Sappho invoquant Aphrodite la dépeint "poikilothrôna" : au trône richement orné, miroitant. Je propose :

      "Eternelle Aphrodite au trône miroitant"

Considérant la nature du plaisir Epicure note qu'il ne peut excéder certaines limites déterminées par la physiologie et qu'il ne peut que varier - poikillein. Variété et variations des objets, des intensités et des dispositions qui renouvellent et colorent l'expérience. Vision apollinienne : la beauté s'expérimente dans le jeu de la lumière à la surface des choses, le phénomène étant essentiellement ce qui apparaît, se laisse voir ou toucher, révélant sans fard l'évidence sensible de son apparition. De phaos, la lumière, nous avons phanesthai, paraître, phantasia, l'image, phainomenon, l'apparaissant : lumineuse déclinaison d'une unique source, la lumière.

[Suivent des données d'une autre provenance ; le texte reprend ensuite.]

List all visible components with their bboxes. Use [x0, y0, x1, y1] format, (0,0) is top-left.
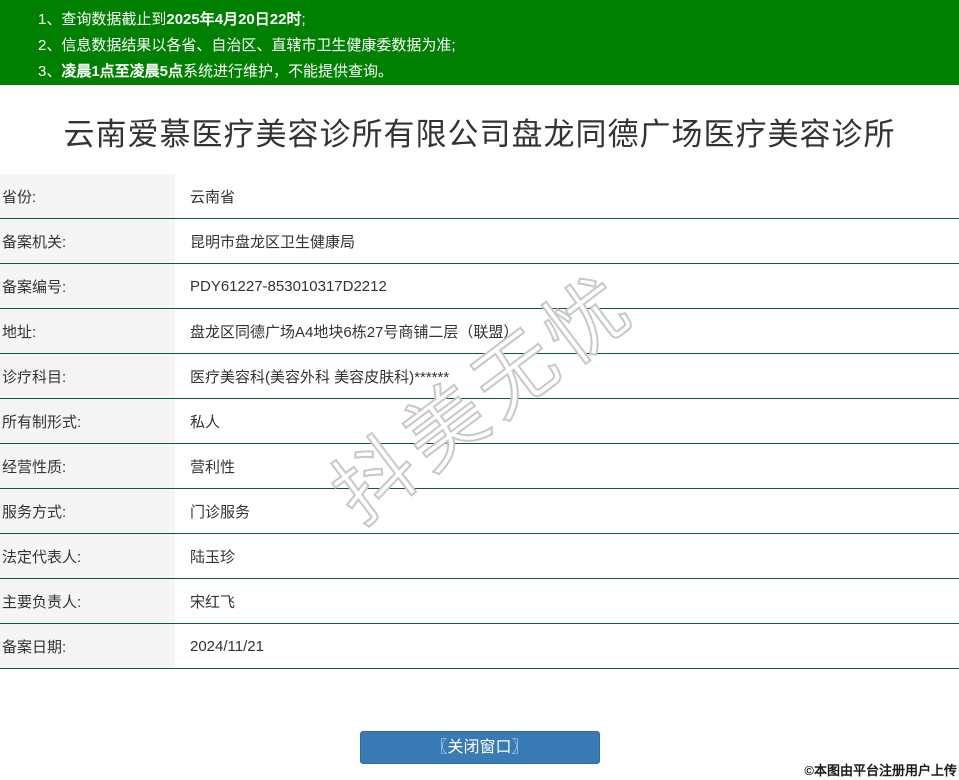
row-label: 备案日期: — [0, 624, 175, 668]
row-value: 陆玉珍 — [175, 534, 959, 578]
row-value: 2024/11/21 — [175, 624, 959, 668]
row-value: 宋红飞 — [175, 579, 959, 623]
row-label: 所有制形式: — [0, 399, 175, 443]
table-row-address: 地址: 盘龙区同德广场A4地块6栋27号商铺二层（联盟） — [0, 309, 959, 354]
row-value: 云南省 — [175, 174, 959, 218]
row-value: 医疗美容科(美容外科 美容皮肤科)****** — [175, 354, 959, 398]
row-label: 服务方式: — [0, 489, 175, 533]
notice-3-bold: 凌晨1点至凌晨5点 — [61, 63, 184, 80]
row-label: 省份: — [0, 174, 175, 218]
row-value: 盘龙区同德广场A4地块6栋27号商铺二层（联盟） — [175, 309, 959, 353]
notice-line-2: 2、信息数据结果以各省、自治区、直辖市卫生健康委数据为准; — [38, 33, 939, 59]
table-row-province: 省份: 云南省 — [0, 174, 959, 219]
notice-banner: 1、查询数据截止到2025年4月20日22时; 2、信息数据结果以各省、自治区、… — [0, 0, 959, 85]
row-label: 地址: — [0, 309, 175, 353]
notice-2-text: 信息数据结果以各省、自治区、直辖市卫生健康委数据为准; — [61, 37, 456, 54]
notice-1-number: 1、 — [38, 11, 62, 28]
notice-line-1: 1、查询数据截止到2025年4月20日22时; — [38, 7, 939, 33]
notice-3-suffix: 系统进行维护，不能提供查询。 — [183, 63, 394, 80]
table-row-business-nature: 经营性质: 营利性 — [0, 444, 959, 489]
row-label: 诊疗科目: — [0, 354, 175, 398]
row-value: PDY61227-853010317D2212 — [175, 264, 959, 308]
table-row-principal: 主要负责人: 宋红飞 — [0, 579, 959, 624]
row-label: 法定代表人: — [0, 534, 175, 578]
page-title: 云南爱慕医疗美容诊所有限公司盘龙同德广场医疗美容诊所 — [63, 117, 896, 152]
table-row-ownership-form: 所有制形式: 私人 — [0, 399, 959, 444]
table-row-service-mode: 服务方式: 门诊服务 — [0, 489, 959, 534]
notice-2-number: 2、 — [38, 37, 62, 54]
table-row-treatment-subjects: 诊疗科目: 医疗美容科(美容外科 美容皮肤科)****** — [0, 354, 959, 399]
close-window-button[interactable]: 〖关闭窗口〗 — [359, 731, 600, 764]
notice-line-3: 3、凌晨1点至凌晨5点系统进行维护，不能提供查询。 — [38, 59, 939, 85]
table-row-filing-date: 备案日期: 2024/11/21 — [0, 624, 959, 669]
row-value: 昆明市盘龙区卫生健康局 — [175, 219, 959, 263]
notice-1-suffix: ; — [301, 11, 306, 28]
row-value: 门诊服务 — [175, 489, 959, 533]
row-label: 主要负责人: — [0, 579, 175, 623]
notice-1-text: 查询数据截止到 — [61, 11, 167, 28]
table-row-legal-representative: 法定代表人: 陆玉珍 — [0, 534, 959, 579]
notice-3-number: 3、 — [38, 63, 62, 80]
row-value: 私人 — [175, 399, 959, 443]
row-label: 备案机关: — [0, 219, 175, 263]
row-label: 备案编号: — [0, 264, 175, 308]
table-row-filing-number: 备案编号: PDY61227-853010317D2212 — [0, 264, 959, 309]
copyright-stamp: ©本图由平台注册用户上传 — [804, 763, 957, 778]
notice-1-bold: 2025年4月20日22时 — [166, 11, 302, 28]
table-row-filing-authority: 备案机关: 昆明市盘龙区卫生健康局 — [0, 219, 959, 264]
record-table: 省份: 云南省 备案机关: 昆明市盘龙区卫生健康局 备案编号: PDY61227… — [0, 174, 959, 669]
row-label: 经营性质: — [0, 444, 175, 488]
row-value: 营利性 — [175, 444, 959, 488]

La lumière miroite à la surface des eaux, sur la surface plane du miroir, dans les pupilles de l'aimée, sur le grain mat de la pierre, du marbre des divinités, de la peau dénudée - et pour la conscience, enfin, autre miroir qui recueille la diversité, le miroitement des choses.

Que voit Narcisse penché sur le calme des eaux ? Un autre sûrement, plus beau, plus jeune, adorable, puisqu'il l'adore et s'y perd. Sa seule faute est d'avoir voulu le saisir, le toucher, l'étreindre, cet autre qui n'est pas lui, d'abolir, d'un geste fou, la distance salutaire. 

La thèse apollinienne c'est : ne t'approche pas de trop près, garde la distance, cultive l'écart. C'est ainsi que le regard peut apprécier. Que le miroitement peut perdurer. Que la beauté peut rayonner. Quand on saisit un corps, qu'on le pénètre, la lumière s'éteint. Alors commence une autre histoire.